In an attempt to get around what appears to be an intermittent network issue I implemented a couple of additional checks / waits in my process. So now i:
- Check the status of an agent using SYS_HOST_ALIVE.
- If it returns an N, it waits 15 seconds.
- Check the status of the agent using SYS_HOST_ALIVE.
- If it still returns an N, it submits the job to restart the agent.
- In the PreProcess tab, it first waits 120 seconds before doing anything.
- Check the status of the agent using SYS_HOST_ALIVE.
- If it still returns an N, the command to restart the agent via ucybsmgr will run.
- Check the status of the agent using SYS_HOST_ALIVE.
- If it still returns an N, it will send an email / open up a ticket.
Even doing this, we're still experiencing the issue with the agent being up and SYS_HOST_ALIVE returning an N. It's not the end of the world, but it does cause a little extra work for the support team as they have to go close these tickets that are being erroneously opened and do troubleshooting on an agent that is technically fine.
Any thoughts / ideas? I've reached out to the Linux / Networking team to see if there is high CPU and/or anything else going on, but I'm not 100% clear what or how exactly SYS_HOST_ALIVE is working.
Thanks in advance.
------------------------------
Enterprise Scheduling Lead
Takeda
------------------------------
Original Message:
Sent: 06-29-2016 04:11 PM
From: Eric Felker
Subject: Monitoring an agent's status
Just curious - I looked at the Agent Restarter. It seems like that is a manual process. So you run the script, approve which agents to restart, etc. I'm assuming we could modify the process slightly so that it could run every x minutes and just go ahead and start any downed agents.
I wrote something like this that runs periodically (I think mine runs every 10 minutes) and restarts any offline agents that are 'marked' for monitoring in the "VARA.AGENT.MONITOR" variable object. This VARA has 1st column holding exact agent name, and second column basically as boolean for whether or not to monitor or omit that agent from the process. "Y" will be monitored, anything else will ignore that agent line in the VARA object.
The trouble I found is that the system is not always able to restart an agent. Depending on the agent's state, I've found they can get hung in such a way that the system's MODIFY_SYSTEM function fails to restart the agent. So it's not entirely reliable.
Here is my script -- not guaranteed to be the best way to do this!

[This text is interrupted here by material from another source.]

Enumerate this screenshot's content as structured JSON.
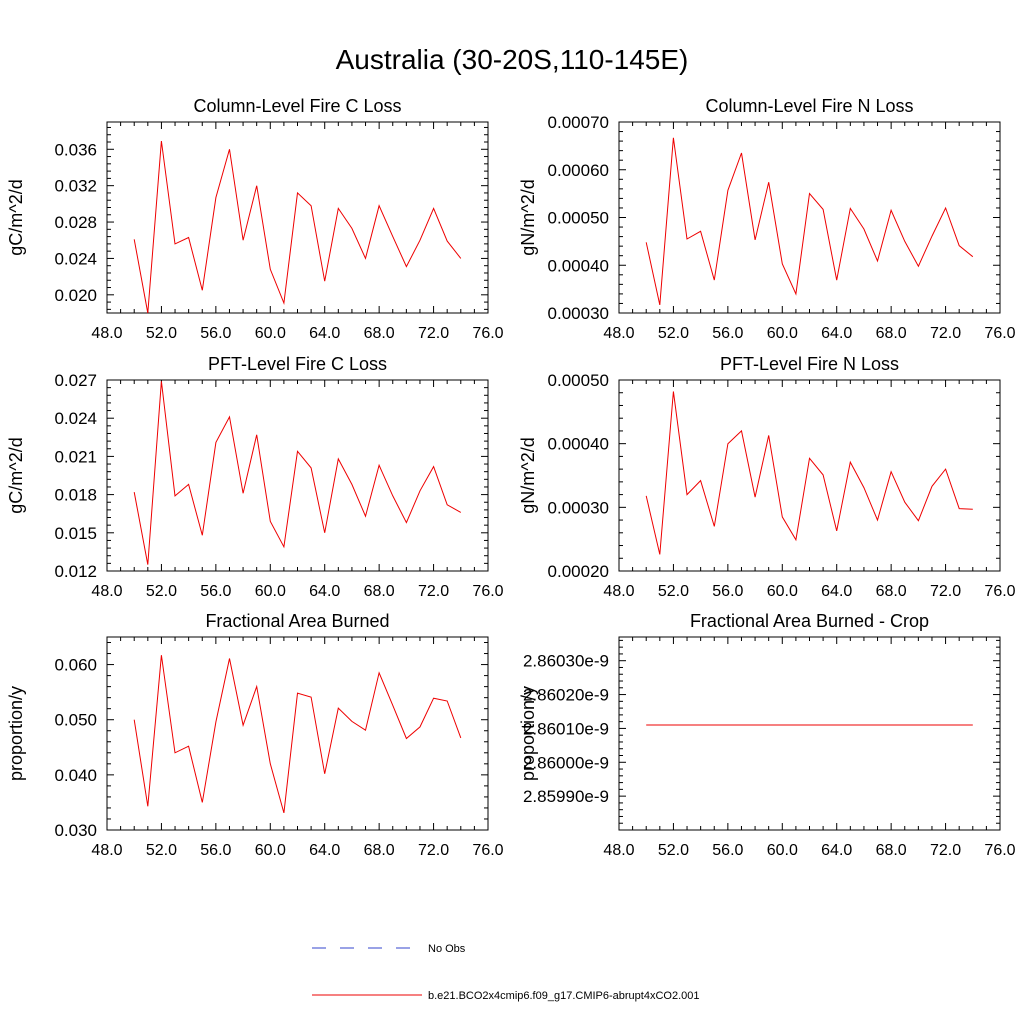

(syntax highlighting is erroneous)
: SET &HND# = PREP_PROCESS_VAR(VARA.AGENT.MONITOR): PROCESS &HND#: P " ": PSET &AGENT_NAME# = GET_PROCESS_LINE(&HND#,1): PSET &MONITOR_FLAG# = GET_PROCESS_LINE(&HND#,2)! Check if restart flag is set in vara object: IF &MONITOR_FLAG# = "Y"! Check agent's state/health: PSET &AGENT_STATE# = SYS_HOST_ALIVE(&AGENT_NAME#)! Is agent online?: IF &AGENT_STATE# = "N": P "Trying to restart &AGENT_NAME#"! Restart agent: PSET &MOD_SYS_RC# = MODIFY_SYSTEM('STARTUP', &AGENT_NAME#): P "Return code for restart was: &MOD_SYS_RC#"! Send notification of this event: PSET &CALL_RC# = ACTIVATE_UC_OBJECT(CALL.MAIL.HTML.AGENT.MONITOR,,,,,PASS_VALUES): ENDIF: ENDIF: P " ": ENDPROCESS: CLOSE_PROCESS &HND#
More recently I am tending to use service manager dialog via CLI commands, to try a graceful shutdown followed by abnormal kill if needed of any agent that is no longer connected from the platform's stand point of view, and then restart using service manager dialog CLI as well. This seems to be more reliable, but there are a lot of moving parts to get exactly right. So far I've only messed with this for Linux agents.